What if you decided that instead of doubling each previous value, you wanted to add three to that value? You’ll have four different expressions to change, which seems inefficient (at least in terms of programmer workload).

a. Rewrite the expression to use the name fun for what needs to be done to each element of the list.

b. Change your code so that alpha starts at 1 and fun divides its parameter by 3. What result do you expect?

### Exercise 4: Detour: Watching bindings in action

Bindings happen behind the scenes. It may, however, be useful to see what bindings DrRacket is doing. The csc151 package includes a set of operations for viewing what happens when you do a binding: verbose-define, verbose-let, and verbose-let*. Since you will rarely need these procedures, you need to require them separately.

(require csc151/verbose-bindings)


b. Rewrite the examples from Exercise 1 to use verbose-let.

c. Rewrite your code from Exercise 2 to use verbose-let.

d. Rewrite your code from Exercise 3 to use verbose-let*.

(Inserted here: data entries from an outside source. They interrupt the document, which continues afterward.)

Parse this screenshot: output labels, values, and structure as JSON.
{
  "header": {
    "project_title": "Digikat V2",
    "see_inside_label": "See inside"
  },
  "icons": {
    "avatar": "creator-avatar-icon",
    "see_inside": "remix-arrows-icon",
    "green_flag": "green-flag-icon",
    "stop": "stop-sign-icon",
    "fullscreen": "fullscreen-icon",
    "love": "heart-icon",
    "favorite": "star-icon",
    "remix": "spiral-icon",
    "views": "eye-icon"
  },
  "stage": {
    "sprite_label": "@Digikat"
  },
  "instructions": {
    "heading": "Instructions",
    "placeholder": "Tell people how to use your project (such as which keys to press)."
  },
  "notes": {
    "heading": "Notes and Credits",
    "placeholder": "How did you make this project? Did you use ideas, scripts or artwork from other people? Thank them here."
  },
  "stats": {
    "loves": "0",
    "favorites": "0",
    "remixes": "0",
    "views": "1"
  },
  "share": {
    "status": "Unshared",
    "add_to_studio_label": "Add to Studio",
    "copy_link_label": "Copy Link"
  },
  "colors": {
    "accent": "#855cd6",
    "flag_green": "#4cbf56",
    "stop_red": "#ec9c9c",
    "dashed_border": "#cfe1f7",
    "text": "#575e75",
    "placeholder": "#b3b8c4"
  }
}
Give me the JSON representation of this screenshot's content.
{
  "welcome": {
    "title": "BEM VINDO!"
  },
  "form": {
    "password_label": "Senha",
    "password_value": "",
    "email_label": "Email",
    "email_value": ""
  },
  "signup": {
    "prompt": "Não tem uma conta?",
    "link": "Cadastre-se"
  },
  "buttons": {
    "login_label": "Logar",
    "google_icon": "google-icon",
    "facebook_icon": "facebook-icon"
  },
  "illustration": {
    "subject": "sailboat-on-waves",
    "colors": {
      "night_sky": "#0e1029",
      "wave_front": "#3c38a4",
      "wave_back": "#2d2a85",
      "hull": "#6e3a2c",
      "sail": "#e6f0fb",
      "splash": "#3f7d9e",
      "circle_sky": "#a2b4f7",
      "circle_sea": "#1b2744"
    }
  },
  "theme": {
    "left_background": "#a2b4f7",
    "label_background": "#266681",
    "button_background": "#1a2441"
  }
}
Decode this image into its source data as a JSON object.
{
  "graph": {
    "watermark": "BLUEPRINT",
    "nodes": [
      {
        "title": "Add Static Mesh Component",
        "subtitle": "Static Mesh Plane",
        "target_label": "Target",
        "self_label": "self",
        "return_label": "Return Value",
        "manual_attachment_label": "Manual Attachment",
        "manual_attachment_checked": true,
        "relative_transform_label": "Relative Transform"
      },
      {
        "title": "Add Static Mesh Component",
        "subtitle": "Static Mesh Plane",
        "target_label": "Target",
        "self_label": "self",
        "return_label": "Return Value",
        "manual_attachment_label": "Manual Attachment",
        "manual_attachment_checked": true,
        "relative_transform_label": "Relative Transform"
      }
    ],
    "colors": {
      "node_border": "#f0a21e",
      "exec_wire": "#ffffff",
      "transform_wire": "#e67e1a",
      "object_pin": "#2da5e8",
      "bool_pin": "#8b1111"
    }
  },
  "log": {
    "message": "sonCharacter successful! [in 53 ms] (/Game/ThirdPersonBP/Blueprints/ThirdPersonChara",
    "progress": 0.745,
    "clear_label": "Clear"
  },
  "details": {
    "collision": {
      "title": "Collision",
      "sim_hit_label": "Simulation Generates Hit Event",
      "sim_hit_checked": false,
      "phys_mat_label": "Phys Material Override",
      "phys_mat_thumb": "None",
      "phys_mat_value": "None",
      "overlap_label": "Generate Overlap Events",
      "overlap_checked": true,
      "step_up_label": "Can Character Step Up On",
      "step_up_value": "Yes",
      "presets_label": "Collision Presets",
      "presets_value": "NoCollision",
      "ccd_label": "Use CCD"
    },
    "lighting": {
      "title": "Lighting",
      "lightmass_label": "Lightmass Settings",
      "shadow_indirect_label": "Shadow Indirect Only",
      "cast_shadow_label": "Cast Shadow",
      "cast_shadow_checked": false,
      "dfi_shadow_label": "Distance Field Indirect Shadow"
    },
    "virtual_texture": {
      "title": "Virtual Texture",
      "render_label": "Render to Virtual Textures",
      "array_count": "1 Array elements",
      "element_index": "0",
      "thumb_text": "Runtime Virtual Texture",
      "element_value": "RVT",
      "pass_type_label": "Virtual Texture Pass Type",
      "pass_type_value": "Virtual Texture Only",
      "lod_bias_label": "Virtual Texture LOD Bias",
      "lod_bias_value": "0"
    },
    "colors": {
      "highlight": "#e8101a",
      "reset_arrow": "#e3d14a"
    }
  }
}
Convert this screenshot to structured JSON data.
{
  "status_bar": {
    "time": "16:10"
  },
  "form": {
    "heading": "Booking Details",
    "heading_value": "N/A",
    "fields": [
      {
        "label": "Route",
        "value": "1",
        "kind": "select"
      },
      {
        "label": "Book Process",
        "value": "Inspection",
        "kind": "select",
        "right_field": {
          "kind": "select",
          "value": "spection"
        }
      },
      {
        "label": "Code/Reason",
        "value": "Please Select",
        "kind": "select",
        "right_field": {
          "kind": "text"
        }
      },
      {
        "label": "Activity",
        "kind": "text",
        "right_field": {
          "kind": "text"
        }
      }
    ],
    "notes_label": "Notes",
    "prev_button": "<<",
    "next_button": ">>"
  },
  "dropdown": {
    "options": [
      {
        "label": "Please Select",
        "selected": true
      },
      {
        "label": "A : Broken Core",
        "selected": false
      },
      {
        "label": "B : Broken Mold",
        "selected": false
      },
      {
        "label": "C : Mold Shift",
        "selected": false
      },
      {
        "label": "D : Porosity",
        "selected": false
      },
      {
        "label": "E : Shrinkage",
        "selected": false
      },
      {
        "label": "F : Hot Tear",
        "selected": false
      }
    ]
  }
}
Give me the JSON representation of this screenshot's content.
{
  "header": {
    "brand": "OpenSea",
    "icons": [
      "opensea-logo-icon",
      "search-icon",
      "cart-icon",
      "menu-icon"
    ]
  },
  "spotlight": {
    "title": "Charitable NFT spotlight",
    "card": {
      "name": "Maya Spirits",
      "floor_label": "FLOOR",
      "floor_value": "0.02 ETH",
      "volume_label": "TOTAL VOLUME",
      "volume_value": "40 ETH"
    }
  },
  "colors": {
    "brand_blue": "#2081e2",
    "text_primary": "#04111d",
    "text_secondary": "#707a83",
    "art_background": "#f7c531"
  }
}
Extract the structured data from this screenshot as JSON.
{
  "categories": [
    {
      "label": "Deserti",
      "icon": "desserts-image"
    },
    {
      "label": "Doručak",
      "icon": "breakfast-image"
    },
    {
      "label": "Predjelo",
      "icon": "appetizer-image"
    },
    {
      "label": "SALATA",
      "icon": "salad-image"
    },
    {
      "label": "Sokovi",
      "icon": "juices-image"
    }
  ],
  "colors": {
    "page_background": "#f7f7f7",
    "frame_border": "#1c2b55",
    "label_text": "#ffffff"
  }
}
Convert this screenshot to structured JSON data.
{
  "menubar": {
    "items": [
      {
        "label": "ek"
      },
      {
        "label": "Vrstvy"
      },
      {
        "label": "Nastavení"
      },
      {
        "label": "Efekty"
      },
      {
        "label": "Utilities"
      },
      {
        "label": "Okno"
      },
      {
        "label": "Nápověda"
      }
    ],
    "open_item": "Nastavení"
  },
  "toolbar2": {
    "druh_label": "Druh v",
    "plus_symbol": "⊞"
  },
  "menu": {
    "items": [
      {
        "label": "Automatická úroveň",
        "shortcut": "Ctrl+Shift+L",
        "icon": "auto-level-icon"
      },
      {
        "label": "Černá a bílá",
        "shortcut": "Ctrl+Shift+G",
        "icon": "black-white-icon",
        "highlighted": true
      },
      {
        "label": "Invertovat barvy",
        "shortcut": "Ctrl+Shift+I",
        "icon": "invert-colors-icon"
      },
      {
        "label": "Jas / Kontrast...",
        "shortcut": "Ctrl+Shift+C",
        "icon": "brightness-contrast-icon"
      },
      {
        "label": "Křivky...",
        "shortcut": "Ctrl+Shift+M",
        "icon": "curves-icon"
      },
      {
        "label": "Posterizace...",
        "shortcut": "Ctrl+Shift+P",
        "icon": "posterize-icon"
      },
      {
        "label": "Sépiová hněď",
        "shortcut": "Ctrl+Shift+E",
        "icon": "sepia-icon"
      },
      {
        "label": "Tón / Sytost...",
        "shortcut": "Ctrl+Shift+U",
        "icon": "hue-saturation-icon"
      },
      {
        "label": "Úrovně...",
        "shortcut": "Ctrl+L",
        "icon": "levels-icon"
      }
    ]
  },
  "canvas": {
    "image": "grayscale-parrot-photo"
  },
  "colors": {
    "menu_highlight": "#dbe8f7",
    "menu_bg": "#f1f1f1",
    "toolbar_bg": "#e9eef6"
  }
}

### Exercise 5: Ordering bindings

In the reading, we noted that it is possible to move bindings outside of the lambda in a procedure definition. In particular, we noted that the first of the two following versions of years-to-seconds required recomputation of seconds-per-year every time it was called while the second required that computation only once.

(define years-to-seconds
(lambda (years)
(let* ([days-per-year 365.24]
[hours-per-day 24]
[minutes-per-hour 60]
[seconds-per-minute 60]
[seconds-per-year (* days-per-year hours-per-day
minutes-per-hour seconds-per-minute)])
(* years seconds-per-year))))

(define years-to-seconds
(let* ([days-per-year 365.24]
[hours-per-day 24]
[minutes-per-hour 60]
[seconds-per-minute 60]
[seconds-per-year (* days-per-year hours-per-day
minutes-per-hour seconds-per-minute)])
(lambda (years)
(* years seconds-per-year))))


a. Rename the first version years-to-seconds-a and the second years-to-seconds-b.

b. In both versions, replace let* with verbose-let*.

c. Confirm that years-to-seconds-a does, in fact, recompute the values each time it is called.

d. Confirm that years-to-seconds-b does not recompute the values each time it is called. Again

e. Given that years-to-seconds-b does not recompute each time, when does it do the computation? (Consider when you see the messages.)

### Exercise 6: Nested define expressions

a. There are two examples related to nested define expressions in the reading, entitled sample-w/let and sample-w/define. Copy them into your definitions pane and confirm that they work as described.

b. Note that you may find it useful to mouse over the various copies of x to see where they refer.

c. Consider the following procedure.

(define sample2
(lambda (x)
(list x
(let ([x (+ x 1)])
(list x)))))


What do you expect the output of (sample2 10) to be?

e. Consider the following definition.

(define sample3
(lambda (x)
(list x
(let ([x (+ x 1)]
[x (+ x 1)])
(list x)))))


What do you expect the output of (sample3 10) to be?

g. Consider the following definition.

(define sample4
(lambda (x)
(list x
(let* ([x (+ x 1)]
[x (+ x 1)])
(list x)))))


What do you expect the output of (sample4 10) to be?